Waterford eager to get update on Summit Place Mall plan

Mike Martindale
The Detroit News

Waterford Township – — The future, if any, for the long-shuttered Summit Place Mall could be decided this month after nearly two years of delays in addressing building code violations and public safety hazards.

A closed meeting between township officials and the current and possibly future owners of the mall must take before Sept. 22, Waterford Township Supervisor Gary Wall said Friday.

“There have been some concerns about the property and we have been assured they are being addressed while the current owners are also negotiating with a prospective buyer,” Wall said. “We don’t want to stand in the way of any sale, but we also need to meet with them to learn what plans there are for the mall.”

Wall said he has not been told about plans for the mall.

A spokesperson for the mall’s owner, S.D. Capital of California, could not be reached for comment Friday.

The 1.3 million-square foot shopping center at Telegraph and Elizabeth Lake roads was condemned in December 2014. Inspections by the Waterford Township police, fire and the building departments found a litany of concerns ranging from broken doors and windows to exposed electrical wiring and open manhole covers.

Owners have been given several extensions to correct violations, Wall said, and safety hazards were to be corrected by Friday.
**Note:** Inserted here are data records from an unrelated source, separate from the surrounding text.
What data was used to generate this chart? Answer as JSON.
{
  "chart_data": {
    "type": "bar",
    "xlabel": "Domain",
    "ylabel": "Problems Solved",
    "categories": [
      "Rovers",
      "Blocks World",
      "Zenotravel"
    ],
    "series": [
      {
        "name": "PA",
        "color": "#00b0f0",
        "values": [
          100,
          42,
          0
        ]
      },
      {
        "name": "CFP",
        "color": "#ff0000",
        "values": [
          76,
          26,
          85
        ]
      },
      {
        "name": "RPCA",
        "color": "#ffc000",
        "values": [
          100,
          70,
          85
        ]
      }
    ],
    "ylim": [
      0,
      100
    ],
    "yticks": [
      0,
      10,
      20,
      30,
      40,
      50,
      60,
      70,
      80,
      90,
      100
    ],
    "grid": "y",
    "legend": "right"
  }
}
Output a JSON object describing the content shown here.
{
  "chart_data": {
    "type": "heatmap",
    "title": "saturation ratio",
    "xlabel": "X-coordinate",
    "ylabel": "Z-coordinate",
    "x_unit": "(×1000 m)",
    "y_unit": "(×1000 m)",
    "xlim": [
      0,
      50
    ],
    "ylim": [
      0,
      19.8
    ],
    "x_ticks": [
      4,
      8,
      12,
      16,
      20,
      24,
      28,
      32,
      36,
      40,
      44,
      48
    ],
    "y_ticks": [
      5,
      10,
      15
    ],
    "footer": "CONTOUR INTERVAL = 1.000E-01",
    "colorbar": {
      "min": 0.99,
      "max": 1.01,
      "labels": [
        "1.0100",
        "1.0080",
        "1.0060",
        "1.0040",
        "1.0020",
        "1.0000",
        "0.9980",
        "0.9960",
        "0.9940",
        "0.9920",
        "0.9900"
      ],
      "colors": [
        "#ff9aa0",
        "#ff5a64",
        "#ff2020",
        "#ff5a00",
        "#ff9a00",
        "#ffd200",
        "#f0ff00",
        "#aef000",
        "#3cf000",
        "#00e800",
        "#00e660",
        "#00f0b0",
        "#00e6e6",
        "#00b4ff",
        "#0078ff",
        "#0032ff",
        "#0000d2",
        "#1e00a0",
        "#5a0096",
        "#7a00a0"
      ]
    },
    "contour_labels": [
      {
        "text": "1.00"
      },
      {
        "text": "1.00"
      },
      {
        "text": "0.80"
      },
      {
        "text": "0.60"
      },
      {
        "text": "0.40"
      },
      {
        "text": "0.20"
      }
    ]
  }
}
He said the owners have patched holes in the parking lot, fenced off dangerous areas and provided a clear access roadway for the fire department and other vehicles around the building.

Wall and others have said they believe the mall is unsafe and can’t be rehabilitated. At a public meeting earlier this year, he said “we are fortunate we haven’t taken a dead person of out the building ... it’s dangerous.”

Township Trustee Anthony Bartolotta, who owns a car wash across the street from the mall, said officials and residents have been more than patient and “enough is enough.”

Bartolotta said no one knows whom the perspective buyer is, or if there is one.

“We keep hearing from the owners that there is some deal in the works,” he said. “But my concern is it’s just another delay and that whomever owns it are just going to walk away from the property and we are going to be left with a white elephant.”

“We don’t want to harm any deal, but we want safety here. I’ve looked at it for years and know we have lost business in our township because of it. People are afraid to come to this side of town.”

The mall opened in 1963 and once boasted 200 tenants and six anchor stores — including several major department stores — a movie theater, restaurants, a food court and specialty businesses.

But time, smaller strip malls and shopping trends took a toll and it closed in September 2009, leaving only two anchor stores, Macy’s and J.C. Penney, which shut down in 2010. A Sears store, in a separate building on the property, closed in 2014.

Cost of demolition is pegged at more than $4.1 million, a fraction of what city engineers estimated it would cost to rehab the current mold-infested mall, which has a land market value of $3.7 million.

“We don’t have the money to demolish it,” Wall said. “We are hoping there is someone who has some plans to use the property.”

The seven-member township board, which voted unanimously Aug. 22 to endorse a demolition order, is scheduled to discuss the mall’s status at its Sept. 26 meeting where Wall is scheduled to discuss the confidential meeting.